The CMDA lawsuit seems to be setting up a fictional “straw man,” if you will, creating its own version of the EOLOA to attack, a version which does not in fact exist. This seems to me to be in keeping with certain “Big Lie” strategies practiced by far right politicians and their various think tanks and political affiliates of late. And, as such, I see the CMDA lawsuit as a malicious nuisance designed to cast doubt on a legal humanitarian instrument by which terminally ill people may, as sovereign individuals with inalienable agency, self-administer medicines to end their own suffering.
If the CDMA’s politically motivated legal maneuvering isn’t an “unethical and sinful” movida itself, then nothing is.
*Nullius in verba: take nobody’s word for it
Margaret Randall says
I am so glad to welcome to 2023 with the renewal of these important columns.

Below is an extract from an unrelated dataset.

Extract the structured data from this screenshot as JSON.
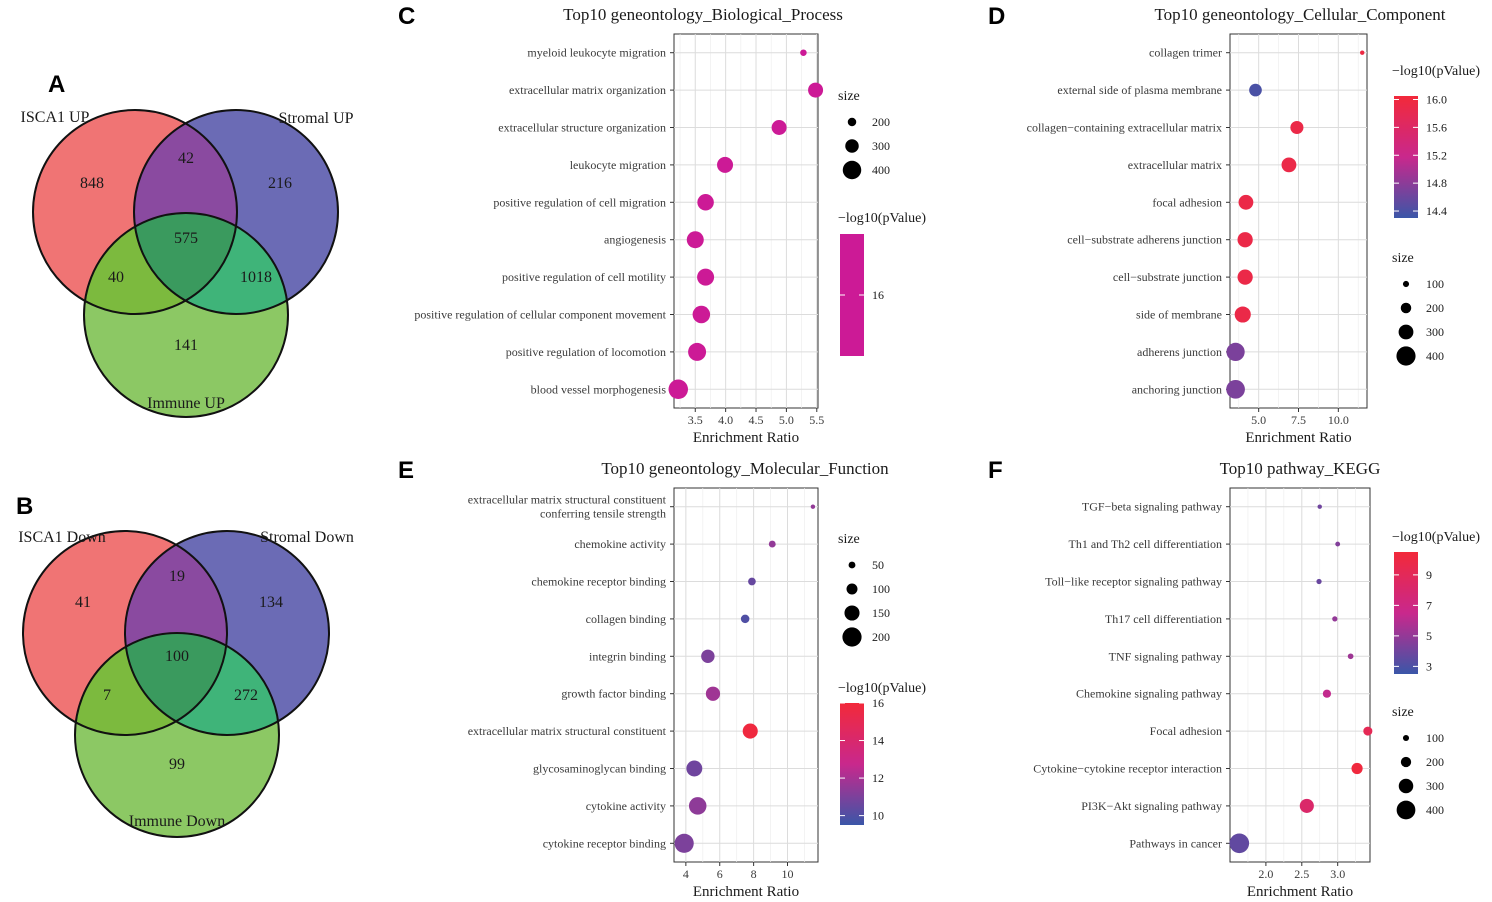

This one is especially important. If we don’t preserve the good law that we have, if we don’t resist with ever fiber of our being the spurious efforts to take that law from us for devious political reasons, we may find ourselves without the help we need when we need it and are no longer strong enough to fight for the rights every human deserves. Thank you, V. B., for this column, informative and brilliant as always.
M. Carlota Baca, PhD says
The Denial of Care Rule is one of those political cruelties that became almost unremarkable during the god-awful time of Trump. The weaponization of “conscience rights” is an especially cynical organizing principle. I remember when I was giving a talk, along with others, where we were each asked to deliver our personal manifesto. One of my bullet points was The Separation of Church and Hate. Hatred is a particularly profound and effective organizing principle within the Christian nationalist movement.
Thank you for this column.
Christopher Hungerland says
Politics as usual? Say it ain’t so, Joe, Say it ain’t so.

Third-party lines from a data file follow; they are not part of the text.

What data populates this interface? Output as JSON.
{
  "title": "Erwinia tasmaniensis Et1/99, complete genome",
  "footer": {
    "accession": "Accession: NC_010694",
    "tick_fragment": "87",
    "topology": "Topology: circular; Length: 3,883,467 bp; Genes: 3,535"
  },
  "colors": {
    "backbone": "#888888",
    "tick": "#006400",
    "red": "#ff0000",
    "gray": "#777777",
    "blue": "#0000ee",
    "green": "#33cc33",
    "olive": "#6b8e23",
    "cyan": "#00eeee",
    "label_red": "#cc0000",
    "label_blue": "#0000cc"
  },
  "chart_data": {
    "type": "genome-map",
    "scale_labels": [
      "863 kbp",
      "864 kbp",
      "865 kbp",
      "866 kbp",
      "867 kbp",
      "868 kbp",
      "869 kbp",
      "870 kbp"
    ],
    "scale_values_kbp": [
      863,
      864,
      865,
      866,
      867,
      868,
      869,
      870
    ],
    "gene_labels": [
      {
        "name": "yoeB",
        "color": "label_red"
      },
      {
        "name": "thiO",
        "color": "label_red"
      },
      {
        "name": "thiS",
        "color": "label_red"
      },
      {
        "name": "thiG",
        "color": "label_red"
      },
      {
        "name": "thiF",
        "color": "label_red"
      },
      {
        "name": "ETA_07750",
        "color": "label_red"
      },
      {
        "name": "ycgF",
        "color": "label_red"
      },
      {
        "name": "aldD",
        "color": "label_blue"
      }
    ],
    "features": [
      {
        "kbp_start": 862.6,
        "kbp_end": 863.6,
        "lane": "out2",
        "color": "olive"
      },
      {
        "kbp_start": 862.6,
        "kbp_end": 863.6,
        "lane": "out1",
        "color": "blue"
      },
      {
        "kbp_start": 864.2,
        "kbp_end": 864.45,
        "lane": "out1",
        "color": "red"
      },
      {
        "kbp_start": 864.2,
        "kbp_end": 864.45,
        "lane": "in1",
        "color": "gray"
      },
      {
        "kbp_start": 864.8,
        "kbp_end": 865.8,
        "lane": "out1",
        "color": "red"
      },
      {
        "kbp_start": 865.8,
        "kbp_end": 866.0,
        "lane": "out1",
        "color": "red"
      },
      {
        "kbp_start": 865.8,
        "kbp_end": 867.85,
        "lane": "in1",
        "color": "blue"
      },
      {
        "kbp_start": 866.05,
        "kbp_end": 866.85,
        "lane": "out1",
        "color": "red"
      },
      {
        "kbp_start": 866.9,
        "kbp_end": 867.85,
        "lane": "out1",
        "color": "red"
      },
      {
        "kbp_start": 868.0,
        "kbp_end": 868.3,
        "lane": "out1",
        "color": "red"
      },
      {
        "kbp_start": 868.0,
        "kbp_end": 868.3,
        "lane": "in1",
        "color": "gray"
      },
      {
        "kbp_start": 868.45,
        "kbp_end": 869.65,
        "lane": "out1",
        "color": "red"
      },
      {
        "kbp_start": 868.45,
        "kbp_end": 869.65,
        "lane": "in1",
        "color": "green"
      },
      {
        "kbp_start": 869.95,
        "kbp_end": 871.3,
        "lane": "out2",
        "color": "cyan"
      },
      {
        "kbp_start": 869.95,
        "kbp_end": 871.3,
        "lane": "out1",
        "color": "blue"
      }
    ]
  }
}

And . . . DAMN that’s a great photo of you, V.D.
R Schwartz says
Thanks so much for your thoughtful comments. What is so distressing about this is that the New Mexico Legislature did little more than codify the common law of informed consent by adding the “Right to Know” provision which is now under attack by the CDMA to the End of Life Options Act . The function of informed consent law, of course, is to preserve the autonomy of patients and to encourage trust between providers and patients.

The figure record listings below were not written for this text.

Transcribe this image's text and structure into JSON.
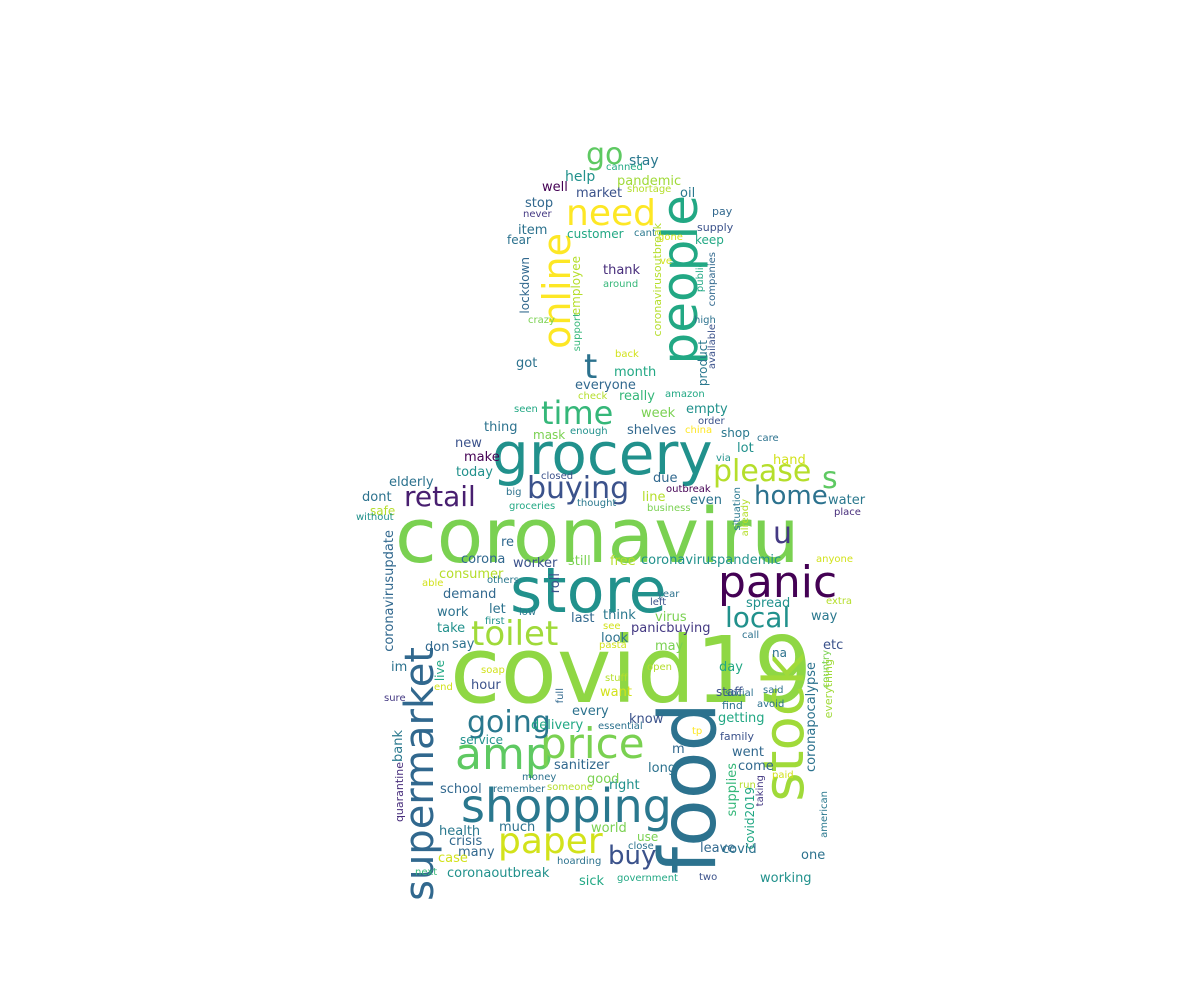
{
  "word_cloud": {
    "palette": "viridis",
    "words": [
      {
        "text": "coronaviru",
        "color": "#7ad151",
        "vertical": false
      },
      {
        "text": "covid19",
        "color": "#8fd744",
        "vertical": false
      },
      {
        "text": "store",
        "color": "#21918c",
        "vertical": false
      },
      {
        "text": "food",
        "color": "#2c728e",
        "vertical": true
      },
      {
        "text": "grocery",
        "color": "#21918c",
        "vertical": false
      },
      {
        "text": "people",
        "color": "#22a884",
        "vertical": true
      },
      {
        "text": "stock",
        "color": "#a0da39",
        "vertical": true
      },
      {
        "text": "supermarket",
        "color": "#31688e",
        "vertical": true
      },
      {
        "text": "panic",
        "color": "#440154",
        "vertical": false
      },
      {
        "text": "shopping",
        "color": "#2a788e",
        "vertical": false
      },
      {
        "text": "amp",
        "color": "#5ec962",
        "vertical": false
      },
      {
        "text": "price",
        "color": "#7ad151",
        "vertical": false
      },
      {
        "text": "toilet",
        "color": "#a0da39",
        "vertical": false
      },
      {
        "text": "online",
        "color": "#fde725",
        "vertical": true
      },
      {
        "text": "paper",
        "color": "#d2e21b",
        "vertical": false
      },
      {
        "text": "need",
        "color": "#fde725",
        "vertical": false
      },
      {
        "text": "time",
        "color": "#35b779",
        "vertical": false
      },
      {
        "text": "buying",
        "color": "#3b528b",
        "vertical": false
      },
      {
        "text": "retail",
        "color": "#481f70",
        "vertical": false
      },
      {
        "text": "please",
        "color": "#b5de2b",
        "vertical": false
      },
      {
        "text": "home",
        "color": "#2c728e",
        "vertical": false
      },
      {
        "text": "going",
        "color": "#2a788e",
        "vertical": false
      },
      {
        "text": "local",
        "color": "#21918c",
        "vertical": false
      },
      {
        "text": "buy",
        "color": "#3b528b",
        "vertical": false
      },
      {
        "text": "go",
        "color": "#5ec962",
        "vertical": false
      },
      {
        "text": "t",
        "color": "#2c728e",
        "vertical": false
      },
      {
        "text": "u",
        "color": "#443983",
        "vertical": false
      },
      {
        "text": "s",
        "color": "#5ec962",
        "vertical": false
      },
      {
        "text": "stay",
        "color": "#2a788e",
        "vertical": false
      },
      {
        "text": "help",
        "color": "#21918c",
        "vertical": false
      },
      {
        "text": "pandemic",
        "color": "#a0da39",
        "vertical": false
      },
      {
        "text": "well",
        "color": "#440154",
        "vertical": false
      },
      {
        "text": "market",
        "color": "#3b528b",
        "vertical": false
      },
      {
        "text": "oil",
        "color": "#2a788e",
        "vertical": false
      },
      {
        "text": "canned",
        "color": "#22a884",
        "vertical": false
      },
      {
        "text": "shortage",
        "color": "#b5de2b",
        "vertical": false
      },
      {
        "text": "stop",
        "color": "#31688e",
        "vertical": false
      },
      {
        "text": "never",
        "color": "#443983",
        "vertical": false
      },
      {
        "text": "pay",
        "color": "#31688e",
        "vertical": false
      },
      {
        "text": "supply",
        "color": "#3b528b",
        "vertical": false
      },
      {
        "text": "item",
        "color": "#2c728e",
        "vertical": false
      },
      {
        "text": "customer",
        "color": "#22a884",
        "vertical": false
      },
      {
        "text": "cant",
        "color": "#2a788e",
        "vertical": false
      },
      {
        "text": "gone",
        "color": "#d2e21b",
        "vertical": false
      },
      {
        "text": "keep",
        "color": "#22a884",
        "vertical": false
      },
      {
        "text": "fear",
        "color": "#2c728e",
        "vertical": false
      },
      {
        "text": "lockdown",
        "color": "#31688e",
        "vertical": true
      },
      {
        "text": "employee",
        "color": "#b5de2b",
        "vertical": true
      },
      {
        "text": "thank",
        "color": "#472d7b",
        "vertical": false
      },
      {
        "text": "around",
        "color": "#35b779",
        "vertical": false
      },
      {
        "text": "coronavirusoutbreak",
        "color": "#b5de2b",
        "vertical": true
      },
      {
        "text": "ve",
        "color": "#d2e21b",
        "vertical": false
      },
      {
        "text": "public",
        "color": "#22a884",
        "vertical": true
      },
      {
        "text": "companies",
        "color": "#31688e",
        "vertical": true
      },
      {
        "text": "crazy",
        "color": "#7ad151",
        "vertical": false
      },
      {
        "text": "support",
        "color": "#35b779",
        "vertical": true
      },
      {
        "text": "high",
        "color": "#2c728e",
        "vertical": false
      },
      {
        "text": "available",
        "color": "#3b528b",
        "vertical": true
      },
      {
        "text": "product",
        "color": "#2a788e",
        "vertical": true
      },
      {
        "text": "got",
        "color": "#2c728e",
        "vertical": false
      },
      {
        "text": "back",
        "color": "#d2e21b",
        "vertical": false
      },
      {
        "text": "month",
        "color": "#22a884",
        "vertical": false
      },
      {
        "text": "everyone",
        "color": "#31688e",
        "vertical": false
      },
      {
        "text": "check",
        "color": "#b5de2b",
        "vertical": false
      },
      {
        "text": "really",
        "color": "#35b779",
        "vertical": false
      },
      {
        "text": "amazon",
        "color": "#22a884",
        "vertical": false
      },
      {
        "text": "seen",
        "color": "#22a884",
        "vertical": false
      },
      {
        "text": "week",
        "color": "#7ad151",
        "vertical": false
      },
      {
        "text": "empty",
        "color": "#21918c",
        "vertical": false
      },
      {
        "text": "order",
        "color": "#3b528b",
        "vertical": false
      },
      {
        "text": "thing",
        "color": "#2c728e",
        "vertical": false
      },
      {
        "text": "mask",
        "color": "#7ad151",
        "vertical": false
      },
      {
        "text": "enough",
        "color": "#21918c",
        "vertical": false
      },
      {
        "text": "shelves",
        "color": "#31688e",
        "vertical": false
      },
      {
        "text": "china",
        "color": "#fde725",
        "vertical": false
      },
      {
        "text": "shop",
        "color": "#2a788e",
        "vertical": false
      },
      {
        "text": "care",
        "color": "#2c728e",
        "vertical": false
      },
      {
        "text": "lot",
        "color": "#21918c",
        "vertical": false
      },
      {
        "text": "new",
        "color": "#3b528b",
        "vertical": false
      },
      {
        "text": "make",
        "color": "#440154",
        "vertical": false
      },
      {
        "text": "closed",
        "color": "#3b528b",
        "vertical": false
      },
      {
        "text": "due",
        "color": "#31688e",
        "vertical": false
      },
      {
        "text": "via",
        "color": "#21918c",
        "vertical": false
      },
      {
        "text": "hand",
        "color": "#d2e21b",
        "vertical": false
      },
      {
        "text": "today",
        "color": "#21918c",
        "vertical": false
      },
      {
        "text": "outbreak",
        "color": "#440154",
        "vertical": false
      },
      {
        "text": "elderly",
        "color": "#2c728e",
        "vertical": false
      },
      {
        "text": "big",
        "color": "#2c728e",
        "vertical": false
      },
      {
        "text": "even",
        "color": "#2c728e",
        "vertical": false
      },
      {
        "text": "dont",
        "color": "#2c728e",
        "vertical": false
      },
      {
        "text": "line",
        "color": "#b5de2b",
        "vertical": false
      },
      {
        "text": "water",
        "color": "#2a788e",
        "vertical": false
      },
      {
        "text": "safe",
        "color": "#b5de2b",
        "vertical": false
      },
      {
        "text": "groceries",
        "color": "#22a884",
        "vertical": false
      },
      {
        "text": "thought",
        "color": "#2a788e",
        "vertical": false
      },
      {
        "text": "business",
        "color": "#7ad151",
        "vertical": false
      },
      {
        "text": "situation",
        "color": "#2a788e",
        "vertical": true
      },
      {
        "text": "already",
        "color": "#b5de2b",
        "vertical": true
      },
      {
        "text": "place",
        "color": "#472d7b",
        "vertical": false
      },
      {
        "text": "without",
        "color": "#21918c",
        "vertical": false
      },
      {
        "text": "re",
        "color": "#31688e",
        "vertical": false
      },
      {
        "text": "coronavirusupdate",
        "color": "#31688e",
        "vertical": true
      },
      {
        "text": "corona",
        "color": "#31688e",
        "vertical": false
      },
      {
        "text": "worker",
        "color": "#3b528b",
        "vertical": false
      },
      {
        "text": "still",
        "color": "#7ad151",
        "vertical": false
      },
      {
        "text": "free",
        "color": "#b5de2b",
        "vertical": false
      },
      {
        "text": "coronaviruspandemic",
        "color": "#21918c",
        "vertical": false
      },
      {
        "text": "anyone",
        "color": "#d2e21b",
        "vertical": false
      },
      {
        "text": "consumer",
        "color": "#b5de2b",
        "vertical": false
      },
      {
        "text": "roll",
        "color": "#3b528b",
        "vertical": true
      },
      {
        "text": "others",
        "color": "#2a788e",
        "vertical": false
      },
      {
        "text": "able",
        "color": "#d2e21b",
        "vertical": false
      },
      {
        "text": "year",
        "color": "#2c728e",
        "vertical": false
      },
      {
        "text": "left",
        "color": "#3b528b",
        "vertical": false
      },
      {
        "text": "extra",
        "color": "#b5de2b",
        "vertical": false
      },
      {
        "text": "demand",
        "color": "#31688e",
        "vertical": false
      },
      {
        "text": "spread",
        "color": "#21918c",
        "vertical": false
      },
      {
        "text": "work",
        "color": "#2c728e",
        "vertical": false
      },
      {
        "text": "let",
        "color": "#2c728e",
        "vertical": false
      },
      {
        "text": "low",
        "color": "#2a788e",
        "vertical": false
      },
      {
        "text": "first",
        "color": "#21918c",
        "vertical": false
      },
      {
        "text": "last",
        "color": "#31688e",
        "vertical": false
      },
      {
        "text": "think",
        "color": "#2a788e",
        "vertical": false
      },
      {
        "text": "virus",
        "color": "#7ad151",
        "vertical": false
      },
      {
        "text": "way",
        "color": "#2a788e",
        "vertical": false
      },
      {
        "text": "take",
        "color": "#21918c",
        "vertical": false
      },
      {
        "text": "see",
        "color": "#d2e21b",
        "vertical": false
      },
      {
        "text": "panicbuying",
        "color": "#443983",
        "vertical": false
      },
      {
        "text": "call",
        "color": "#2c728e",
        "vertical": false
      },
      {
        "text": "look",
        "color": "#2c728e",
        "vertical": false
      },
      {
        "text": "don",
        "color": "#31688e",
        "vertical": false
      },
      {
        "text": "say",
        "color": "#2c728e",
        "vertical": false
      },
      {
        "text": "pasta",
        "color": "#d2e21b",
        "vertical": false
      },
      {
        "text": "may",
        "color": "#7ad151",
        "vertical": false
      },
      {
        "text": "na",
        "color": "#2c728e",
        "vertical": false
      },
      {
        "text": "etc",
        "color": "#3b528b",
        "vertical": false
      },
      {
        "text": "country",
        "color": "#7ad151",
        "vertical": true
      },
      {
        "text": "im",
        "color": "#2c728e",
        "vertical": false
      },
      {
        "text": "live",
        "color": "#22a884",
        "vertical": true
      },
      {
        "text": "soap",
        "color": "#d2e21b",
        "vertical": false
      },
      {
        "text": "open",
        "color": "#b5de2b",
        "vertical": false
      },
      {
        "text": "day",
        "color": "#22a884",
        "vertical": false
      },
      {
        "text": "end",
        "color": "#d2e21b",
        "vertical": false
      },
      {
        "text": "hour",
        "color": "#3b528b",
        "vertical": false
      },
      {
        "text": "stuff",
        "color": "#b5de2b",
        "vertical": false
      },
      {
        "text": "want",
        "color": "#d2e21b",
        "vertical": false
      },
      {
        "text": "staff",
        "color": "#3b528b",
        "vertical": false
      },
      {
        "text": "said",
        "color": "#2c728e",
        "vertical": false
      },
      {
        "text": "sure",
        "color": "#443983",
        "vertical": false
      },
      {
        "text": "full",
        "color": "#31688e",
        "vertical": true
      },
      {
        "text": "find",
        "color": "#2c728e",
        "vertical": false
      },
      {
        "text": "avoid",
        "color": "#2c728e",
        "vertical": false
      },
      {
        "text": "every",
        "color": "#2c728e",
        "vertical": false
      },
      {
        "text": "social",
        "color": "#2c728e",
        "vertical": false
      },
      {
        "text": "delivery",
        "color": "#22a884",
        "vertical": false
      },
      {
        "text": "know",
        "color": "#3b528b",
        "vertical": false
      },
      {
        "text": "getting",
        "color": "#22a884",
        "vertical": false
      },
      {
        "text": "essential",
        "color": "#2c728e",
        "vertical": false
      },
      {
        "text": "family",
        "color": "#3b528b",
        "vertical": false
      },
      {
        "text": "tp",
        "color": "#fde725",
        "vertical": false
      },
      {
        "text": "service",
        "color": "#21918c",
        "vertical": false
      },
      {
        "text": "everything",
        "color": "#a0da39",
        "vertical": true
      },
      {
        "text": "m",
        "color": "#31688e",
        "vertical": false
      },
      {
        "text": "went",
        "color": "#31688e",
        "vertical": false
      },
      {
        "text": "coronapocalypse",
        "color": "#2c728e",
        "vertical": true
      },
      {
        "text": "bank",
        "color": "#2a788e",
        "vertical": true
      },
      {
        "text": "sanitizer",
        "color": "#31688e",
        "vertical": false
      },
      {
        "text": "come",
        "color": "#31688e",
        "vertical": false
      },
      {
        "text": "long",
        "color": "#2c728e",
        "vertical": false
      },
      {
        "text": "paid",
        "color": "#d2e21b",
        "vertical": false
      },
      {
        "text": "money",
        "color": "#2c728e",
        "vertical": false
      },
      {
        "text": "good",
        "color": "#7ad151",
        "vertical": false
      },
      {
        "text": "run",
        "color": "#b5de2b",
        "vertical": false
      },
      {
        "text": "quarantine",
        "color": "#472d7b",
        "vertical": true
      },
      {
        "text": "remember",
        "color": "#2c728e",
        "vertical": false
      },
      {
        "text": "someone",
        "color": "#b5de2b",
        "vertical": false
      },
      {
        "text": "school",
        "color": "#31688e",
        "vertical": false
      },
      {
        "text": "right",
        "color": "#21918c",
        "vertical": false
      },
      {
        "text": "supplies",
        "color": "#35b779",
        "vertical": true
      },
      {
        "text": "taking",
        "color": "#443983",
        "vertical": true
      },
      {
        "text": "american",
        "color": "#2a788e",
        "vertical": true
      },
      {
        "text": "health",
        "color": "#2a788e",
        "vertical": false
      },
      {
        "text": "much",
        "color": "#2c728e",
        "vertical": false
      },
      {
        "text": "world",
        "color": "#7ad151",
        "vertical": false
      },
      {
        "text": "covid2019",
        "color": "#22a884",
        "vertical": true
      },
      {
        "text": "crisis",
        "color": "#31688e",
        "vertical": false
      },
      {
        "text": "use",
        "color": "#7ad151",
        "vertical": false
      },
      {
        "text": "close",
        "color": "#2c728e",
        "vertical": false
      },
      {
        "text": "leave",
        "color": "#31688e",
        "vertical": false
      },
      {
        "text": "one",
        "color": "#2c728e",
        "vertical": false
      },
      {
        "text": "many",
        "color": "#31688e",
        "vertical": false
      },
      {
        "text": "case",
        "color": "#d2e21b",
        "vertical": false
      },
      {
        "text": "hoarding",
        "color": "#2c728e",
        "vertical": false
      },
      {
        "text": "covid",
        "color": "#2c728e",
        "vertical": false
      },
      {
        "text": "working",
        "color": "#21918c",
        "vertical": false
      },
      {
        "text": "next",
        "color": "#35b779",
        "vertical": false
      },
      {
        "text": "coronaoutbreak",
        "color": "#21918c",
        "vertical": false
      },
      {
        "text": "sick",
        "color": "#22a884",
        "vertical": false
      },
      {
        "text": "government",
        "color": "#22a884",
        "vertical": false
      },
      {
        "text": "two",
        "color": "#3b528b",
        "vertical": false
      }
    ]
  }
}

The provider-patient relationship is based on trust, and patients cannot trust their providers if those patients don’t know if their providers are hiding available options. Can quacks simply ignore medical research and instruct patients to choose treatments that would financially benefit the providers? I suppose the CDMA believes that providers who don’t believe that blood transfusions are morally justifiable would be able to skip explaining that alternative form of treatment, even if it would be lifesaving. Could a provider who believes that it is generally morally required to perform an abortion to preserve the life or health of the mother avoid telling his patient of the option of continuing the pregnancy? This isn’t a political issue — neither the right nor the left should use their position of power with regard to their patient to mislead the patient about available legal options. We all see providers with values that vary from our own. We need the doctrine of informed consent.